Alleghany Corporation has been the storm center of a series of derivative actions brought by stockholders pur[15]*15portedly for its benefit. This latest action to redress alleged wrongs inflicted upon the Corporation finds the role of the litigants somewhat reversed in that co-plaintiffs herein, the Murchison brothers, were themselves defendants with others in the prior litigations which are the subject of this action. The plaintiffs here seek, in substance, to set aside as fraudulent a settlement of earlier derivative actions in this and state courts entered into by Alleghany and Allan P. Kirby, one of the defendants herein.

Randolph Phillips, a co-defendant appearing pro se, moves to strike the complaint as sham, pursuant to Rule 11 of the Federal Rules of Civil Procedure, 28 U.S.C.A., or, in the alternative, for judgment on the pleadings.

Despite the plethora of charges and counter-charges, and the voluminous affidavits and records submitted for and in opposition to these motions, the issues they present are comparatively simple and must be decided within the framework of the applicable rules and controlling authorities, and not upon the extravagance of the recriminatory statements indulged in by the parties.
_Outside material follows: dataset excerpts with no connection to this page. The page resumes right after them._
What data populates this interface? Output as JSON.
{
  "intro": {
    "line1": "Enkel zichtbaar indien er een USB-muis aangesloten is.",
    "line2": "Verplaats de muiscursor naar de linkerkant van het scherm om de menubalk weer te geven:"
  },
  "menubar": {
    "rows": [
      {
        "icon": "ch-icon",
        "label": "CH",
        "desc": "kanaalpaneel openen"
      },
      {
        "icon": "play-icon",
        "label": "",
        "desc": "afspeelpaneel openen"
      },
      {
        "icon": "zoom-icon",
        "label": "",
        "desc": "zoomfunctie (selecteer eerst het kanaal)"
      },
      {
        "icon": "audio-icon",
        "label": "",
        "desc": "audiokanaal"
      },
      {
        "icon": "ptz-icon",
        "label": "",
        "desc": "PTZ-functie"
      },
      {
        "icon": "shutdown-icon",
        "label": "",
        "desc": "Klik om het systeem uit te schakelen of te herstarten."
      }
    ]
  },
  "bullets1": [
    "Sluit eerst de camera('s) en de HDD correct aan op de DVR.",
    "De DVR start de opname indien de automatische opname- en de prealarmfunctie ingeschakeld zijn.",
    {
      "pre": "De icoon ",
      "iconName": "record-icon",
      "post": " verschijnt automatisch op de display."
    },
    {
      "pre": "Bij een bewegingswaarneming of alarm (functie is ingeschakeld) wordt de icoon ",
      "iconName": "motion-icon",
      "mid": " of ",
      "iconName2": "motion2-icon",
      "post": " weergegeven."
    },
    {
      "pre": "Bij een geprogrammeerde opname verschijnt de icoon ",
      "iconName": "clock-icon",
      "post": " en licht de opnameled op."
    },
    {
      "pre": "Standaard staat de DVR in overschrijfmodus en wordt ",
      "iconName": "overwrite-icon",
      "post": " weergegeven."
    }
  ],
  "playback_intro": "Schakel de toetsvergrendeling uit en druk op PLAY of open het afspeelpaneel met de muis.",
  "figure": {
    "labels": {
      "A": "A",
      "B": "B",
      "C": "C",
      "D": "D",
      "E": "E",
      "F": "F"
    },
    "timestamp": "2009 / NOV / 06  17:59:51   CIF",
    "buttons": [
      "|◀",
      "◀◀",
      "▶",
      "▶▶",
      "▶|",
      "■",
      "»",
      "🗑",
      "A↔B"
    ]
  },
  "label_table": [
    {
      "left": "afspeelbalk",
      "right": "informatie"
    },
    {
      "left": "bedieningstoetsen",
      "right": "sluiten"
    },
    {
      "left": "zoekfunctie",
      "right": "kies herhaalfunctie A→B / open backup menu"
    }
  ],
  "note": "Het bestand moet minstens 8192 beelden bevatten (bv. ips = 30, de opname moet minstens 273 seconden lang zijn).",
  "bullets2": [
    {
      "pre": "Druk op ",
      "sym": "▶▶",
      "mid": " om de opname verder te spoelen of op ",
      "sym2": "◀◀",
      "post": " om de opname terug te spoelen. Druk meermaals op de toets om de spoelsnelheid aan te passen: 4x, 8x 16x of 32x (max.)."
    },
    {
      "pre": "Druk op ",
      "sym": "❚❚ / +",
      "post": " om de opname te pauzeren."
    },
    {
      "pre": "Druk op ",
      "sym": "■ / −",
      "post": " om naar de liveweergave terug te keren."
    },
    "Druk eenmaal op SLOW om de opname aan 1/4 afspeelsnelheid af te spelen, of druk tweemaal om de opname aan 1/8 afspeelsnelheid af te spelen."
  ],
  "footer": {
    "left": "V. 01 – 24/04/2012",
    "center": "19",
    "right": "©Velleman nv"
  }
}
The present suit, in end result, seeks to nullify the settlement pursuant to which Kirby, upon the payment by him of $1,100,000, was released by Alleghany of all claims asserted against him in the prior derivative actions. The charge made is that the settlement was the product of a conspiracy and corrupt agreement among Kirby, then Alle-ghany’s President, Chairman of the Board and Chief Executive Officer, Ireland, its Executive Vice President, and Phillips, under which Kirby was released from liability to Alleghany for a sum much below what he would have had to pay except for their alleged fraudulent conduct as hereinafter detailed. It is also alleged that the settlement was consummated through fraud, perpetrated upon both this Court and the State Court where the principal derivative action was pending.

The prior actions were commenced in 1954 and 1955 by Alleghany stockholders, who charged directors and officers of the corporation with various breaches of fiduciary duty. Conspiracy charges were also made as against those officials and others. The principal defendants included Kirby, the Murchison brothers (co-plaintiffs herein) and Robert A. Young, then Chairman of its Board and Chief Executive Officer, now deceased.1

The State Court action, referred to as the Zenn suit, was a consolidation of ten derivative actions. The federal action was known as the Breswick suit. The relief sought in each was substantially similar.
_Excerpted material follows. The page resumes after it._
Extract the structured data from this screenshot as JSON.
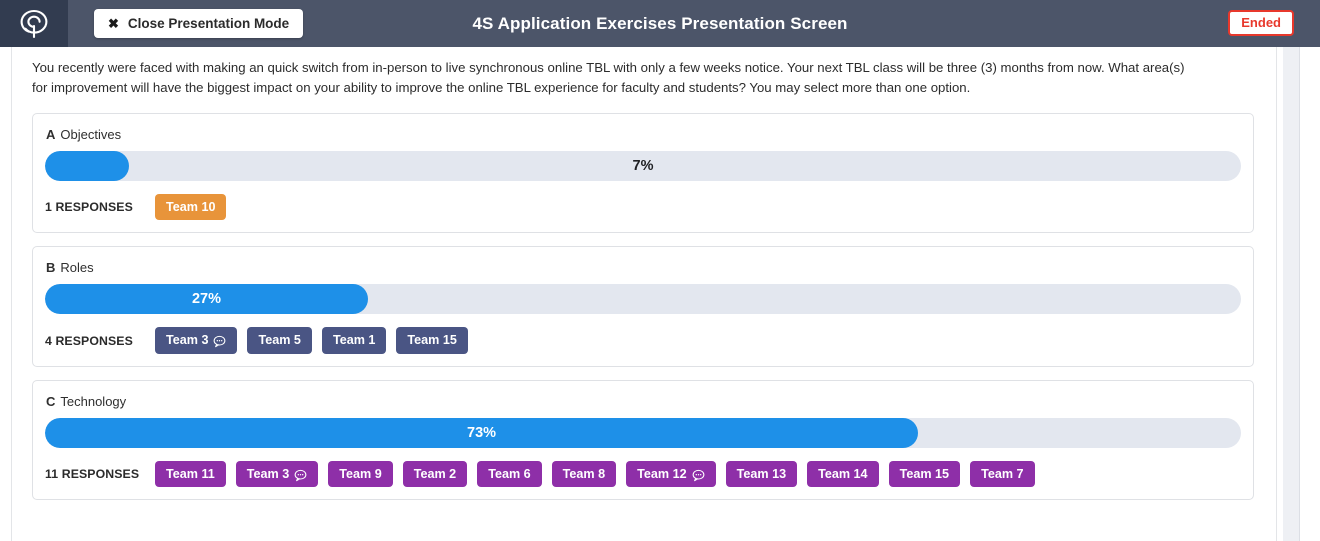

In July 1955, a stipulation was entered into in the Zenn action under which the Murchisons and others offered to pay $700,000 in cash, plus other consideration in complete settlement. It was opposed as inadequate by, among others, one Samuel Rosen, a stockholder. The Bres-wick attorneys, who were also co-counsel with Rosen’s attorneys, charged in this Court they had been excluded from the negotiations which led to the proposed settlement of the Zenn suit. In consequence, on their application, this Court, on October 27, 1955, enjoined the defendants from pleading as a defense to the Breswick action any judgment in any other action entered pursuant to an agreement not negotiated with the Bres-wick plaintiffs or their representatives.2 In practical terms, this gave to the Bres-wick group a “veto power over any settlement to which they did not agree.”3 [16]*16Thereafter, the offer of settlement in the Zenn action was increased to $1,000,000 in cash plus the return by the Murchi-sons to the Alleghany Corporation of 130,000 shares of voting stock of Investors Diversified Services, Inc. in return for an equal number of nonvoting shares. The State Court Referee, who had also been appointed Special Master by this Court,4 recommended to the State Court approval of the increased settlement and, based upon his findings, also recommended to this Court the vacatur of its order of October 27, 1955. The State Court approved the Referee’s recommendation, finding the augmented proposed settlement fair and reasonable, but directed that no order be entered thereon until this Court’s injunction be vacated.5 However, this Court, upon objection of the Breswick plaintiffs, rejected the Special Master’s report and refused to vacate the injunction.6 The matter was remitted to the Special Master for further report after hearing the Breswick plaintiffs on the issue of the substantiality of the additional offers in relation to the value of the whole claim.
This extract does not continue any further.